But climate change is coming, in my opinion. And in this case, the driving force is not carbon emissions, but digital technology.
To state the obvious: Traditional mass media are now nearly all digital; new media are documenting (and creating) social interactions at extraordinary scale and depth; more and more historical records are available in digital form. The digital shadow-universe is a more and more complete proxy for the real one. And in the areas that matter to the social sciences, much of the content of this digital universe exists in the form of digital text and speech.

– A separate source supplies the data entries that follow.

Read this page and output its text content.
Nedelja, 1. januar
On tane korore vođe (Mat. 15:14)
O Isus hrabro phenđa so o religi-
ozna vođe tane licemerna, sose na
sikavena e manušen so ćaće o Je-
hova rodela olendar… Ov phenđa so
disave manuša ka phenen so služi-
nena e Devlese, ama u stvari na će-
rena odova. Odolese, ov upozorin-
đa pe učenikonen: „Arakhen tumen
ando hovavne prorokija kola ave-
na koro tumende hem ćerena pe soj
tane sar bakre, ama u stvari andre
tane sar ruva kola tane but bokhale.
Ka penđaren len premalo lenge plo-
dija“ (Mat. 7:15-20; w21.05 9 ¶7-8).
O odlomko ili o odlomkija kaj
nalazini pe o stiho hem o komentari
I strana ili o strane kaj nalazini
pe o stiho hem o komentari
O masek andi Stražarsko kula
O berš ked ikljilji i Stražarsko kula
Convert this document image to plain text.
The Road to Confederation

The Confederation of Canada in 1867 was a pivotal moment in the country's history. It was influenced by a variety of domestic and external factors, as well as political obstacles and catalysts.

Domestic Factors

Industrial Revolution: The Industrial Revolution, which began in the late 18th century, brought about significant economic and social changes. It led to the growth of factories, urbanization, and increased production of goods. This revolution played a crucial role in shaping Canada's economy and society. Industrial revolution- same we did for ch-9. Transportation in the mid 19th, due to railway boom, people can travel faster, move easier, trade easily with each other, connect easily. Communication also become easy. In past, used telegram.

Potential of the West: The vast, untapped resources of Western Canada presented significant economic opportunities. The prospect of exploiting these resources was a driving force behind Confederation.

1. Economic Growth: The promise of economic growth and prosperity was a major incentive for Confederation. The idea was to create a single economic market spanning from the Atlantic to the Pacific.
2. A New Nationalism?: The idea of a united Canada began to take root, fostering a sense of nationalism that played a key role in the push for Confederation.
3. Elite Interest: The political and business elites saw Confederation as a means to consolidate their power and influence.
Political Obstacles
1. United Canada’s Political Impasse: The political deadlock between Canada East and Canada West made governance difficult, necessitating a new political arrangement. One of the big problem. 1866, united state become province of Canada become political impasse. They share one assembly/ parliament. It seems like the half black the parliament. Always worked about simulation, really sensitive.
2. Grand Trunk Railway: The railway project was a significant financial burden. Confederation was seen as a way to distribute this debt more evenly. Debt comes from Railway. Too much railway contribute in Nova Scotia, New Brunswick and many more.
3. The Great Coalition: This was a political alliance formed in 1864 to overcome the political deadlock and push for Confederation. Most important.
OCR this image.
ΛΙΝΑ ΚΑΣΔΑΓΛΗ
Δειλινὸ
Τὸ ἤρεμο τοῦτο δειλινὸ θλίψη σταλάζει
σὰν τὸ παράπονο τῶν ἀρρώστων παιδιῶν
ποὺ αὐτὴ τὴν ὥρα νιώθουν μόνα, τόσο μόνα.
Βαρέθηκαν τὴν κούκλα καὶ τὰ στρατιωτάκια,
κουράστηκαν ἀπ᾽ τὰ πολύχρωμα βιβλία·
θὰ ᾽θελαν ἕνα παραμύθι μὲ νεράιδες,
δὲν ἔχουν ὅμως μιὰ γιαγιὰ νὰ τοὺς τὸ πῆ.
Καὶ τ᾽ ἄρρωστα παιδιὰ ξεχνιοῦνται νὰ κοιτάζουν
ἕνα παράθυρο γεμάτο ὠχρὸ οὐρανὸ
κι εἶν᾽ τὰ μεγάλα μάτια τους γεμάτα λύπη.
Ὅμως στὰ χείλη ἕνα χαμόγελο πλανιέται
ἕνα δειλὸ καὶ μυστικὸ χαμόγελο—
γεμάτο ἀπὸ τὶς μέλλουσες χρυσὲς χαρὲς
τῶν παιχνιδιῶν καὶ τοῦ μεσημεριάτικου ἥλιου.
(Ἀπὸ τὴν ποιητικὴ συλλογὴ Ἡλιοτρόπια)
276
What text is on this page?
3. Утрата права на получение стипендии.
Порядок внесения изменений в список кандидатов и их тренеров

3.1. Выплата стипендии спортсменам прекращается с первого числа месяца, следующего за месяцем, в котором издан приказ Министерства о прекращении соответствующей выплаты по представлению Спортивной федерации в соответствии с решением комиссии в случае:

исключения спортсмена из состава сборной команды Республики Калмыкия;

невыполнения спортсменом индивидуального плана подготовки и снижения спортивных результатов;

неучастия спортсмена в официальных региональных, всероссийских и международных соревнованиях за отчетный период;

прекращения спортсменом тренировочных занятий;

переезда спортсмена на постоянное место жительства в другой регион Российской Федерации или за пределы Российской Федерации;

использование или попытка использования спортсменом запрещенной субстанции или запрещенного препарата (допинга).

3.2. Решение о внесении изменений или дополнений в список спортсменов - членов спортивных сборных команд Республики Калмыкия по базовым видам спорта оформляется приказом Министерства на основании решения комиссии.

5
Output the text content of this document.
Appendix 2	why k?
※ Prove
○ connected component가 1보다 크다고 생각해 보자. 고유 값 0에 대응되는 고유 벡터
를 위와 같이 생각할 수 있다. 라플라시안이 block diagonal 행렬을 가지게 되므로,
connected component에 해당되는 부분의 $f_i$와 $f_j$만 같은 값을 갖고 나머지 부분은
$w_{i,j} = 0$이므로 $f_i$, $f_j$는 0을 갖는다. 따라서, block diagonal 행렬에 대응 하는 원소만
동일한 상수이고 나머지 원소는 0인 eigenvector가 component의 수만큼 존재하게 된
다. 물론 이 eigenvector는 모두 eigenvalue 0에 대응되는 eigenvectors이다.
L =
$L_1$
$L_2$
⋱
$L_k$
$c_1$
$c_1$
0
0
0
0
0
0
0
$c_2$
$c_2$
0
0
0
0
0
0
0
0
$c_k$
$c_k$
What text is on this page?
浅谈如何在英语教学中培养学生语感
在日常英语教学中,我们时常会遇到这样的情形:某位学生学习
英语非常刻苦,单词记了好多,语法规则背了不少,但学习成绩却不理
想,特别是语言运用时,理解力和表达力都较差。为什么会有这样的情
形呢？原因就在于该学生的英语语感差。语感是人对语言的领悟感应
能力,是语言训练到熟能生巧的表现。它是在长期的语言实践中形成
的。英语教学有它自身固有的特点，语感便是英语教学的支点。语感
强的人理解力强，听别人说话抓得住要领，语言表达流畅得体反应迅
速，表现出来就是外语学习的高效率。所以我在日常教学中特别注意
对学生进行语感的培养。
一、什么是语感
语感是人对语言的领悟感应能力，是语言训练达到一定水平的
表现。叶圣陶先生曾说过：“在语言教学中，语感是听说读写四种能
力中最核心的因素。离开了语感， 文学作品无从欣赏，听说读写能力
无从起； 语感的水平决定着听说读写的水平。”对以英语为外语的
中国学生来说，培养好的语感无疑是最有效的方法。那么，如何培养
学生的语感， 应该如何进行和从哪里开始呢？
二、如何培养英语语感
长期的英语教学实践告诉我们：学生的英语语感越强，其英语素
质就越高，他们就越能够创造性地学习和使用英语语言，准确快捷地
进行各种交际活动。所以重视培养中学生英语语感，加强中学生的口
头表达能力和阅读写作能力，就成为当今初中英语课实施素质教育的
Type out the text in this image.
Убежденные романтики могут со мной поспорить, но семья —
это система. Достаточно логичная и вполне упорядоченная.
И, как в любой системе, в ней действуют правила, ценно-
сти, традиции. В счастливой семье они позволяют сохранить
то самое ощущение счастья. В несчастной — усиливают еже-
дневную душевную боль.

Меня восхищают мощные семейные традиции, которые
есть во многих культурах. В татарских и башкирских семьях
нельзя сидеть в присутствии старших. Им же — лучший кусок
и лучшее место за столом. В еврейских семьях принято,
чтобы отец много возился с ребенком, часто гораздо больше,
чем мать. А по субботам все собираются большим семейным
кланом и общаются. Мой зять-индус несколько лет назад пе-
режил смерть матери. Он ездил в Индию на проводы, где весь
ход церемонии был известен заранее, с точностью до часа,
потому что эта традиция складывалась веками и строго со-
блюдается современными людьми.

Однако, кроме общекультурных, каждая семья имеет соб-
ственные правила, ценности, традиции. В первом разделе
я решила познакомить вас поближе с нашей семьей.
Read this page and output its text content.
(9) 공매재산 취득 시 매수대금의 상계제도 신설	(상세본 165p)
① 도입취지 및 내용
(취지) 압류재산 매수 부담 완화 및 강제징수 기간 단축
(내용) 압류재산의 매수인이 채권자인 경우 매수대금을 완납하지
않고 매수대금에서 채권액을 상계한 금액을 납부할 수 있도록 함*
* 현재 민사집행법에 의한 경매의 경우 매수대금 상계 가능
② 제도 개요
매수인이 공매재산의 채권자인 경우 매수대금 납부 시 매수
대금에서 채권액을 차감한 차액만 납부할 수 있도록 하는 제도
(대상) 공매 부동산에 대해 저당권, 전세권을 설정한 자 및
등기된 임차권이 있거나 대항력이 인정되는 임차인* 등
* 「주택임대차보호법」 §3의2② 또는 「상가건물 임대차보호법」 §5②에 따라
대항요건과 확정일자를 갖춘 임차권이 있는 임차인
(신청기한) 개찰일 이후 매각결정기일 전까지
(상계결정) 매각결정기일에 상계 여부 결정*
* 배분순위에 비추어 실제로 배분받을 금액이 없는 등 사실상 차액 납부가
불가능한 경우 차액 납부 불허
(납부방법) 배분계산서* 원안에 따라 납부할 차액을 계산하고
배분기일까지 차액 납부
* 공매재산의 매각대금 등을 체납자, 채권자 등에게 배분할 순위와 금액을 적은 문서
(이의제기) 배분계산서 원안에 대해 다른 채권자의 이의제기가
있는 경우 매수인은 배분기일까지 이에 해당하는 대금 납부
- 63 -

A future social scientist who wants to use this proxy universe to learn about the real one had therefore better know how to analyze the form and meaning of large digital archives of text and speech. And future social scientists who choose not to do this will work under a significant competitive disadvantage. (Numerical data, video recordings, and various kinds of relationship graphs are of course important too, but without analysis of speech and text, their value is lower.)
The required tools include a good deal of computer science and statistics, but you also need to know what to program and what to model. As a result, the basic concepts and skills of speech and text analysis are an important part of the future social science tool kit.
There's an increasing amount of research along these lines, mostly by computer scientists and computational linguists, along with a few rogue social scientists like Jamie Pennebaker. We've blogged about quite a few examples over the years. But I suspect that most social scientists don't see most of this stuff, because it appears in conference proceedings and journals that they don't read.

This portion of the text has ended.